CNN Money reports stimulus money helped revive the government’s small business lending program after the recession threw it into a near freeze. But this quarter, as the bonus funds ran out, the program’s growth again began to stall. In essence lending volume dropped by 75% and dollars lent dropped by nearly 84% compared to the 10 day period prior to the expiration of the above mentioned provisions.

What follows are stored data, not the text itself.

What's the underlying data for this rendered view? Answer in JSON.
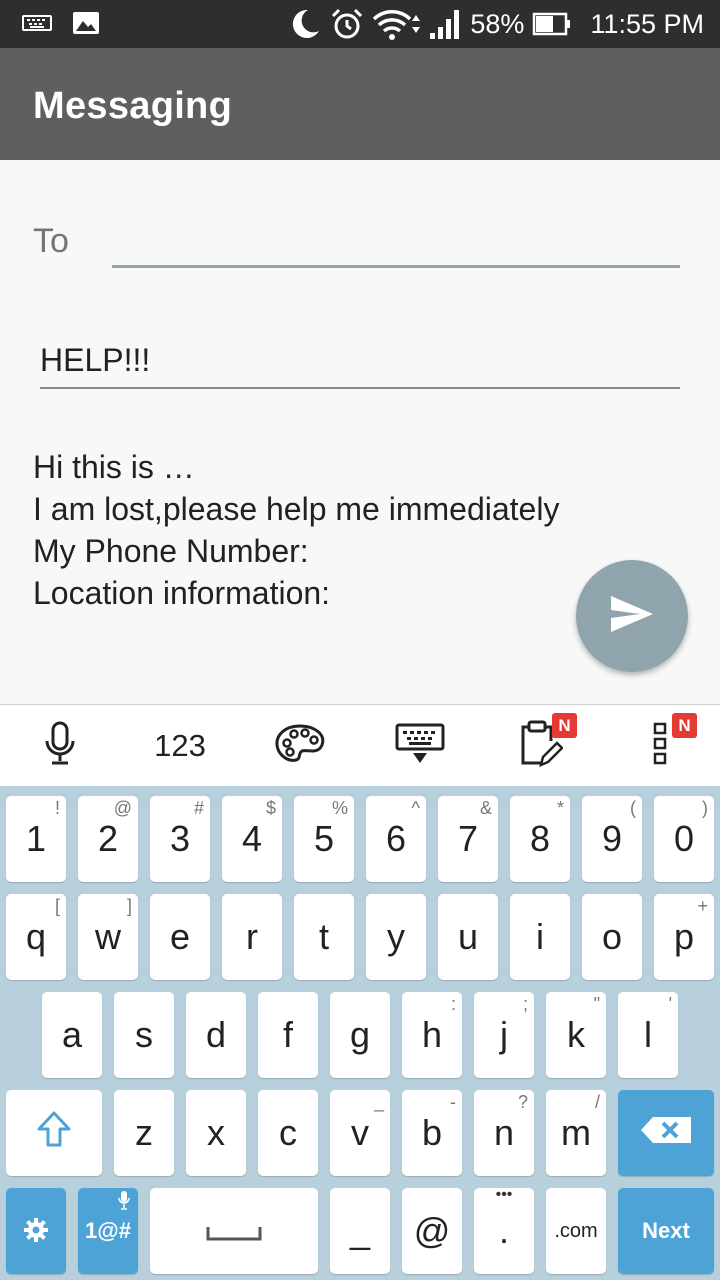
{
  "status_bar": {
    "battery_percent": "58%",
    "time": "11:55 PM",
    "icons": [
      "keyboard-icon",
      "image-icon",
      "moon-icon",
      "alarm-icon",
      "wifi-icon",
      "signal-icon",
      "battery-icon"
    ]
  },
  "app_bar": {
    "title": "Messaging"
  },
  "compose": {
    "to_label": "To",
    "to_value": "",
    "subject": "HELP!!!",
    "body_lines": [
      "Hi this is …",
      "I am lost,please help me immediately",
      "My Phone Number:",
      "Location information:"
    ],
    "send_icon": "send-icon",
    "fab_color": "#90a4ae"
  },
  "keyboard_toolbar": {
    "numbers_label": "123",
    "badge": "N",
    "icons": [
      "microphone-icon",
      "palette-icon",
      "keyboard-hide-icon",
      "clipboard-icon",
      "more-icon"
    ]
  },
  "keyboard": {
    "accent_color": "#4ea3d6",
    "row1": [
      {
        "k": "1",
        "h": "!"
      },
      {
        "k": "2",
        "h": "@"
      },
      {
        "k": "3",
        "h": "#"
      },
      {
        "k": "4",
        "h": "$"
      },
      {
        "k": "5",
        "h": "%"
      },
      {
        "k": "6",
        "h": "^"
      },
      {
        "k": "7",
        "h": "&"
      },
      {
        "k": "8",
        "h": "*"
      },
      {
        "k": "9",
        "h": "("
      },
      {
        "k": "0",
        "h": ")"
      }
    ],
    "row2": [
      {
        "k": "q",
        "h": "["
      },
      {
        "k": "w",
        "h": "]"
      },
      {
        "k": "e",
        "h": ""
      },
      {
        "k": "r",
        "h": ""
      },
      {
        "k": "t",
        "h": ""
      },
      {
        "k": "y",
        "h": ""
      },
      {
        "k": "u",
        "h": ""
      },
      {
        "k": "i",
        "h": ""
      },
      {
        "k": "o",
        "h": ""
      },
      {
        "k": "p",
        "h": "+"
      }
    ],
    "row3": [
      {
        "k": "a",
        "h": ""
      },
      {
        "k": "s",
        "h": ""
      },
      {
        "k": "d",
        "h": ""
      },
      {
        "k": "f",
        "h": ""
      },
      {
        "k": "g",
        "h": ""
      },
      {
        "k": "h",
        "h": ":"
      },
      {
        "k": "j",
        "h": ";"
      },
      {
        "k": "k",
        "h": "\""
      },
      {
        "k": "l",
        "h": "'"
      }
    ],
    "row4": [
      {
        "k": "z",
        "h": ""
      },
      {
        "k": "x",
        "h": ""
      },
      {
        "k": "c",
        "h": ""
      },
      {
        "k": "v",
        "h": "_"
      },
      {
        "k": "b",
        "h": "-"
      },
      {
        "k": "n",
        "h": "?"
      },
      {
        "k": "m",
        "h": "/"
      }
    ],
    "symbols_label": "1@#",
    "underscore_label": "_",
    "at_label": "@",
    "period_label": ".",
    "period_hint": "•••",
    "com_label": ".com",
    "next_label": "Next"
  }
}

Read the full article here: http://money.cnn.com/2010/07/02/smallbusiness/small_business_sba_loans/

In similar news, the North Bay Business Journal provides a timeline of the legislation related to the fee waiver and 90% guaranty provisions which originated in the American Recovery and Reinvestment Act (ARRA) passed back in February of 2009. You can also read real-life examples of borrowers who have suffered as a result of Congress not sending a clear message to the marketplace on whether these provisions will be extended or not. Read the full article here: http://www.northbaybusinessjournal.com/22828/waiting-game-as-sba-program-lapses/?tc=ar

At USFC we have numerous customers who are in similar predicaments and are gambling on the hope that Congress will extend these provisions through the end of the year. We are actively having open conversations with our customers on their specific situations. If your SBA lender hasn’t approached you yet, I would suggest you go to your lender and ask to discuss your situation. Each situation is different and depending on the circumstances of each customer will determine whether it is advisable to wait for the reinstatement of the fee waiver or not. I will say that as time continues to pass I become less and less optimistic about the reinstatement coming to fruition.